A sala 2 é reservada às mulheres. Antes de entrar eu ponho a proteção. Do lado de dentro, Valdemar me espera. Veste um jaleco branco. Olha pra mim e depois para a máscara de médico que uso no rosto e dá uma risada.

- Ainda vai se acostumar com o cheiro, diz. - Depois de um tempo a gente se acostuma com cheiro de tudo.

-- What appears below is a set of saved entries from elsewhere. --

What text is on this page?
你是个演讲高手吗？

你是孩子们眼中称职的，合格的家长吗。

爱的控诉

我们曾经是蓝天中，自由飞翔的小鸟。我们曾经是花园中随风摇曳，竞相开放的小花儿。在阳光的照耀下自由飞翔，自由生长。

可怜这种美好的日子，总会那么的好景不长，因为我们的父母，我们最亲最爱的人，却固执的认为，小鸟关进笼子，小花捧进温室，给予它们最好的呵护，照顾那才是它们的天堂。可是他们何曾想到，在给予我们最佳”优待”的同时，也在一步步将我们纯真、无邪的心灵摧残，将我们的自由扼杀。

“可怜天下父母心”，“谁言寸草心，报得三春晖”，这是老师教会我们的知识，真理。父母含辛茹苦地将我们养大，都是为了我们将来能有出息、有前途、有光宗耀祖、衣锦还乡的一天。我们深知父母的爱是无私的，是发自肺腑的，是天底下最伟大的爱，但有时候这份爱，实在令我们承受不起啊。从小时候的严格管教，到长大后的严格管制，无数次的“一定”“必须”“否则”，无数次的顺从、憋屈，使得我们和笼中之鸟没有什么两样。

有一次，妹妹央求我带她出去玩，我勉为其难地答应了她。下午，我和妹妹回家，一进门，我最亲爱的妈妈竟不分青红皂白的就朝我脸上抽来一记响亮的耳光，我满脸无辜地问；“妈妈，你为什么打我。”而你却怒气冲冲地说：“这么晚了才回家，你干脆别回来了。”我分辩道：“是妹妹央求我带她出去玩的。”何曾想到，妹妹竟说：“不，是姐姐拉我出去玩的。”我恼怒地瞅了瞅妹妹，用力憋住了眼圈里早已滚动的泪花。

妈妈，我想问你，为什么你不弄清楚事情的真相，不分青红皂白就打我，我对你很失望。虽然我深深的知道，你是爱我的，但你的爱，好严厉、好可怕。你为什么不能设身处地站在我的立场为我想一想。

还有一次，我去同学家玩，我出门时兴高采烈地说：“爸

Valdemar é o legista mais velho. Vai se aposentar em breve, mesmo contra a vontade.

- Quanto tempo mesmo?

- Duas semanas, responde.

Ele me chamou? Valdemar diz que sim e aponta a geladeira. De alto a baixo há gavetas. Todas do mesmo tamanho, quadradas e enferrujadas, com uma maçaneta no meio. Puxa aquela bem no canto, ele ordena, e eu obedeço. Surge uma mulher nua, o corpo com tudo no lugar, mas tão cinzenta que mesmo que não estivesse no necrotério, e sim numa cama de motel, não haveria como dizer que está viva. Dela sai um odor forte de morte e formol, que dribla a máscara e me faz chorar. As lágrimas descem e, enquanto tento pará-las, dou um gemido alto e esquisito, mas Valdemar, inabalável, não nota, está dobrado sobre a virilha dela. Enfia o dedo em um buraco de bala na perna. Na outra mão, por cima da luva de látex, ele me mostra o projétil que retirou. Já me avisaram sobre o Valdemar. Dizem: "O filho da puta tem alma de pedra, não sente porra nenhuma". Eu o ajudo a virar o corpo e depois ele enfia o dedo em mais cinco ou seis buracos nas costas ao mesmo tempo em que assovia "Aquarela do Brasil" e faz anotações. Quando termina, lava as mãos e me manda limpar a sujeira.

- Depois dá um pulo na minha sala e varre aquilo lá, que está tudo uma bagunça.

- Sim, senhor, eu respondo.

- Ah, é seu primeiro dia, não?

- Terceiro.

- Ah, sei. Você não tem medo, tem? Quero dizer, medo da morte...

- Não senhor.

- Que bom. Tô por aqui com os cagões.

Quando ele vai embora, o lugar fica vazio e fantasmagórico. Antes eram só os corpos e o cheiro ruim de formol, mas o silêncio faz tudo ficar pior. Para me acalmar, assovio "Aquarela do Brasil" enquanto devolvo a mulher à gaveta e limpo o sangue do chão. Quando termino, abro gaveta por gaveta. Mal olho para os corpos, fechando cada gaveta quando vejo que está cheia. Demora, mas encontro uma vazia. O espaço é grande o suficiente para um corpo de dois metros. O suficiente para que eu entre, me deite e depois, com certo esforço, consiga fechá-la. Apesar do cheiro sufocante, não demoro nem cinco minutos para dormir.